I want to get this URL, assuming it's the only url in the entire file.

cat file.html | grep -o 'http://ex[a-zA-Z.-]*/[a-zA-Z.-]*/[a-zA-Z.,-]*'

This works only if the URL doesn't have the plus signs.

How do I make work for + signs as well?

Answer 1

You missed the character class 0-9 (also useless use of cat) :

grep -o 'http://ex[a-zA-Z.-]*/[a-zA-Z0-9+-]*/[a-zA-Z0-9.,-+]*' file.html

Slight improvement, use -i for case insensitivity and only match images .jpg or .jpeg .

grep -io 'http://ex[a-z.-]*/[a-z0-9+-]*/[a-z0-9.,-+]*[.jpe?g]' file.html

Or how about just:

grep -io 'http://ex.example.*[.jpe?g]' file.html

Answer 2

The following fixes your regular expression for this specific case (including numbers and plus-signs):

http://ex[a-zA-Z.-]*/[a-zA-Z0-9.+-]*/[a-zA-Z0-9.+-]*

Demonstration:

echo "For example, I have a huge HTML file that contains img URL: http://ex.example.com/hIh39j+ud9wr4/Uusfh.jpeg"

I want to get this URL, assuming it's the only url in the entire file.

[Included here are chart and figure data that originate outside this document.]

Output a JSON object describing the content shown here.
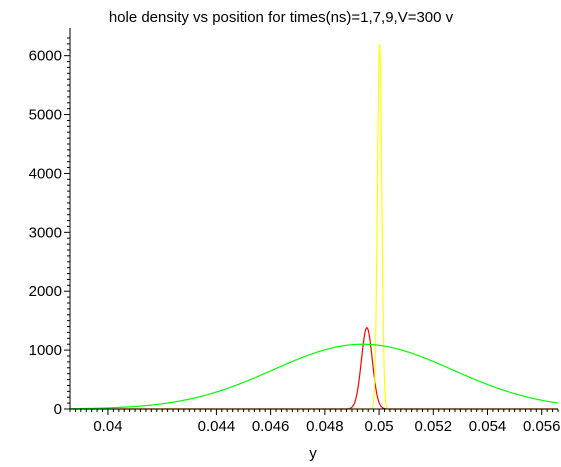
{
  "chart_data": {
    "type": "line",
    "title": "hole density vs position for times(ns)=1,7,9,V=300 v",
    "xlabel": "y",
    "ylabel": "",
    "xlim": [
      0.0386,
      0.0566
    ],
    "ylim": [
      0,
      6300
    ],
    "grid": false,
    "legend": "none",
    "x_ticks": [
      "0.04",
      "0.044",
      "0.046",
      "0.048",
      "0.05",
      "0.052",
      "0.054",
      "0.056"
    ],
    "x_tick_values": [
      0.04,
      0.044,
      0.046,
      0.048,
      0.05,
      0.052,
      0.054,
      0.056
    ],
    "y_ticks": [
      "0",
      "1000",
      "2000",
      "3000",
      "4000",
      "5000",
      "6000"
    ],
    "y_tick_values": [
      0,
      1000,
      2000,
      3000,
      4000,
      5000,
      6000
    ],
    "series": [
      {
        "color": "#ff0000",
        "model": "gaussian",
        "peak": 1380,
        "center": 0.04955,
        "sigma": 0.0002
      },
      {
        "color": "#ffff00",
        "model": "gaussian",
        "peak": 6200,
        "center": 0.05002,
        "sigma": 8e-05
      },
      {
        "color": "#00ff00",
        "model": "gaussian",
        "peak": 1100,
        "center": 0.0494,
        "sigma": 0.0033
      }
    ]
  }
}
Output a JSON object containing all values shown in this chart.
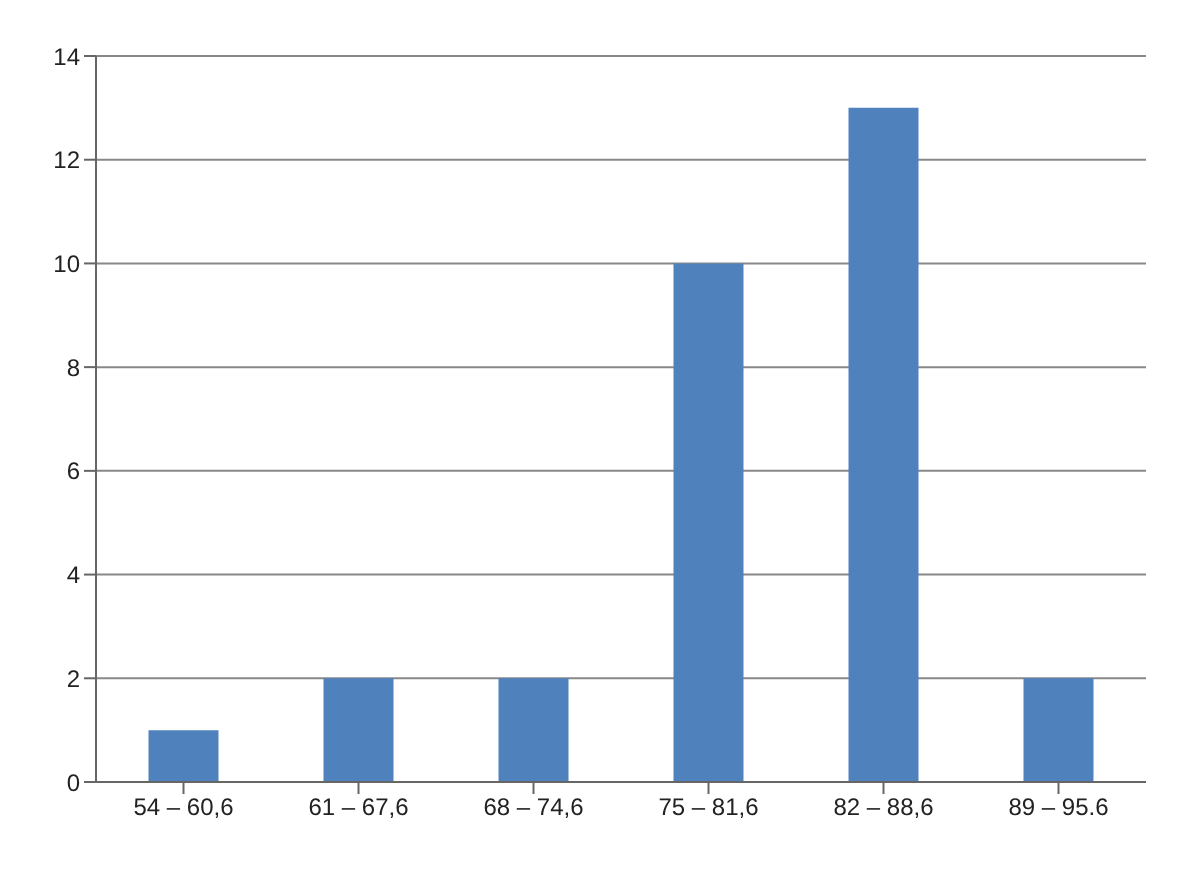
{
  "chart_data": {
    "type": "bar",
    "categories": [
      "54 – 60,6",
      "61 – 67,6",
      "68 – 74,6",
      "75 – 81,6",
      "82 – 88,6",
      "89 – 95.6"
    ],
    "values": [
      1,
      2,
      2,
      10,
      13,
      2
    ],
    "color": "#4f81bd",
    "ylim": [
      0,
      14
    ],
    "yticks": [
      0,
      2,
      4,
      6,
      8,
      10,
      12,
      14
    ],
    "grid": "y"
  }
}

cat file.html | grep -o 'http://ex[a-zA-Z.-]*/[a-zA-Z.-]*/[a-zA-Z.,-]*'

This works only if the URL doesn't have the plus signs. How do I make work for + signs as well?

cat file.html| grep -o 'http://ex[a-zA-Z.-]*/[a-zA-Z0-9.+-]*/[a-zA-Z0-9.+-]*'

output:

http://ex.example.com/hIh39j+ud9wr4/Uusfh.jpeg

This does not extract all valid URLs. There are plenty of other answers on this site about URL matching.